Faszinierend: die Chile-Doku „Nostalgia de la luz“

Der wissenschaftliche Blick in die Milliarden Jahre alte Vergangenheit des Kosmos. Archäologische Ausgrabungen verschiedener Epochen. Und die beharrliche Suche nach den letzten menschlichen Überresten von der chilenischen Militärjunta entführter und gequälter Gefangener. Das sind die nur scheinbar disparaten Ausgangsorte für die Suchbewegungen von Patricio Guzmáns Dokumentarfilm „Nostalgia de la luz“, der sich – meisterliche Summe eines gewichtigen Lebenswerks – die großen Lebensfragen nach dem Woher, Warum und Wohin stellt.

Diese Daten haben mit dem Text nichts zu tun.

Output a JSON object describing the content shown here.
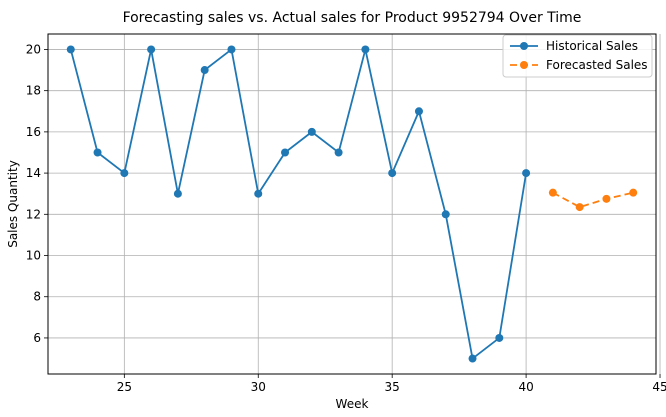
{
  "chart_data": {
    "type": "line",
    "title": "Forecasting sales vs. Actual sales for Product 9952794 Over Time",
    "xlabel": "Week",
    "ylabel": "Sales Quantity",
    "xlim": [
      22.15,
      44.85
    ],
    "ylim": [
      4.25,
      20.75
    ],
    "xticks": [
      25,
      30,
      35,
      40,
      45
    ],
    "yticks": [
      6,
      8,
      10,
      12,
      14,
      16,
      18,
      20
    ],
    "grid": true,
    "legend_position": "top-right",
    "series": [
      {
        "name": "Historical Sales",
        "color": "#1f77b4",
        "style": "solid",
        "marker": "circle",
        "x": [
          23,
          24,
          25,
          26,
          27,
          28,
          29,
          30,
          31,
          32,
          33,
          34,
          35,
          36,
          37,
          38,
          39,
          40
        ],
        "y": [
          20,
          15,
          14,
          20,
          13,
          19,
          20,
          13,
          15,
          16,
          15,
          20,
          14,
          17,
          12,
          5,
          6,
          14
        ]
      },
      {
        "name": "Forecasted Sales",
        "color": "#ff7f0e",
        "style": "dashed",
        "marker": "circle",
        "x": [
          41,
          42,
          43,
          44
        ],
        "y": [
          13.05,
          12.35,
          12.75,
          13.05
        ]
      }
    ]
  }
}
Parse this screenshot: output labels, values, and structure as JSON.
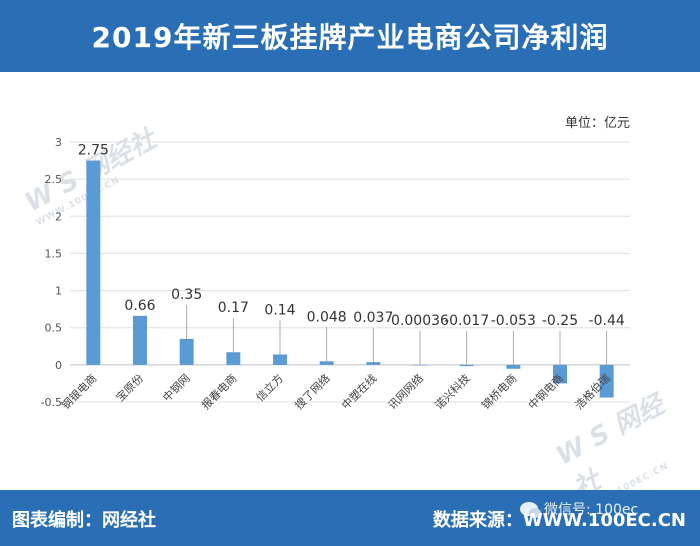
{
  "header": {
    "title": "2019年新三板挂牌产业电商公司净利润"
  },
  "unit_label": "单位：亿元",
  "footer": {
    "left_text": "图表编制：网经社",
    "right_text": "数据来源：WWW.100EC.CN",
    "wechat_text": "微信号: 100ec"
  },
  "watermark": {
    "name": "网经社",
    "url": "WWW.100EC.CN"
  },
  "colors": {
    "brand": "#2a6fb6",
    "bar": "#5b9bd5"
  },
  "chart_data": {
    "type": "bar",
    "title": "2019年新三板挂牌产业电商公司净利润",
    "categories": [
      "钢银电商",
      "宝原份",
      "中钢网",
      "报春电商",
      "信立方",
      "搜了网络",
      "中塑在线",
      "讯网网络",
      "诺兴科技",
      "锦桥电商",
      "中钢电商",
      "浩格伯瑞"
    ],
    "values": [
      2.75,
      0.66,
      0.35,
      0.17,
      0.14,
      0.048,
      0.037,
      0.00036,
      -0.017,
      -0.053,
      -0.25,
      -0.44
    ],
    "value_labels": [
      "2.75",
      "0.66",
      "0.35",
      "0.17",
      "0.14",
      "0.048",
      "0.037",
      "0.00036",
      "-0.017",
      "-0.053",
      "-0.25",
      "-0.44"
    ],
    "ylim": [
      -0.5,
      3
    ],
    "yticks": [
      -0.5,
      0,
      0.5,
      1,
      1.5,
      2,
      2.5,
      3
    ],
    "ytick_labels": [
      "-0.5",
      "0",
      "0.5",
      "1",
      "1.5",
      "2",
      "2.5",
      "3"
    ],
    "grid": true,
    "xlabel": "",
    "ylabel": ""
  }
}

Der 1941 in Santiago de Chile geborene Patricio Guzmán ging nach dem Militärputsch 1973 erst nach Kuba und dann nach Paris ins Exil und widmete sich in vielfach ausgezeichneten Arbeiten wie „La Batalla de Chile“ (1973), „La Cruz del Sur“ (1992), „El Caso Pinochet“ (2001) oder zuletzt "Salvador Allende" (2004)  immer wieder der Geschichte seines Heimatlandes. Seit der Kindheit begeisterte er sich zudem für die Astronomie. „Nostalgia de la luz“ bündelt sternenkundliche Leidenschaft, historische und existenzielle Fragestellungen zu einem dichten Essay über ein Land, das heute mit historischer Blindheit geschlagen scheint.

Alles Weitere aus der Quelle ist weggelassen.